Mehrere eng verwandte Konzentrationseinheiten decken Fälle ab, in denen Massenprozente unpraktisch sind:

  • % w/v – Masse des gelösten Stoffes pro 100 mL Lösung. Wird in klinischen Laboren verwendet („0,9 % w/v Kochsalzlösung“).
  • % v/v – Volumen des gelösten Stoffes pro 100 mL Lösung. Wird für Flüssigkeitsmischungen (Alkohol) verwendet.
  • Molenbruch (x) – Mole des gelösten Stoffes ÷ Gesamtmole. Dimensionslos, wird in der physikalischen Chemie verwendet.
  • Molalität (m) – Mole des gelösten Stoffes pro Kilogramm Lösungsmittel. Temperaturunabhängig, nützlich für Arbeiten mit kolligativen Eigenschaften.

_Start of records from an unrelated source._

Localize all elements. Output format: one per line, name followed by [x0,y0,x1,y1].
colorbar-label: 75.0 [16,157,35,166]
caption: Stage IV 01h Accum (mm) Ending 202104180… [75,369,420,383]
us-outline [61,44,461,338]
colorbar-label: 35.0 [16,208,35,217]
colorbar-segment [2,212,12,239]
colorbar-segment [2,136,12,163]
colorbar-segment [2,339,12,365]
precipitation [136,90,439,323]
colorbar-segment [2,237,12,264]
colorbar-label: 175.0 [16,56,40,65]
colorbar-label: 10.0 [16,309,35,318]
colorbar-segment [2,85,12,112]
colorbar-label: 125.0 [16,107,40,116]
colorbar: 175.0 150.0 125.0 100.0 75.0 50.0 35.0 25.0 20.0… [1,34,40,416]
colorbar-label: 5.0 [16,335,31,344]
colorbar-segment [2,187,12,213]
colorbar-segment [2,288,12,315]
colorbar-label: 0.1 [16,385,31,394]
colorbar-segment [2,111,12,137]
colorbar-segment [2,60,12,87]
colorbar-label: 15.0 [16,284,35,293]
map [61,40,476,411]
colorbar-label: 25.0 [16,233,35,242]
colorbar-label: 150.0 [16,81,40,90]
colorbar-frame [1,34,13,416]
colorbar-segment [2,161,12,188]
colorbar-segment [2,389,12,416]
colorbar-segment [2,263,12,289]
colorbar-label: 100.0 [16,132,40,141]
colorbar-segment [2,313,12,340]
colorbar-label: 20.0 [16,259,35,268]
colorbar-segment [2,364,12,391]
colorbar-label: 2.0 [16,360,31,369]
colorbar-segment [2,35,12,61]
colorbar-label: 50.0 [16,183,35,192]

  • Molarität (M) – Mole des gelösten Stoffes pro Liter Lösung. Die gebräuchlichste Einheit in der analytischen Chemie.
  • Parts per million (ppm) / parts per billion (ppb) – praktisch für Spurenkonzentrationen.
  • Normalität (N) – Äquivalente pro Liter. Überwiegend historisch; immer noch bei Titrationen und in einigen industriellen Kontexten anzutreffen.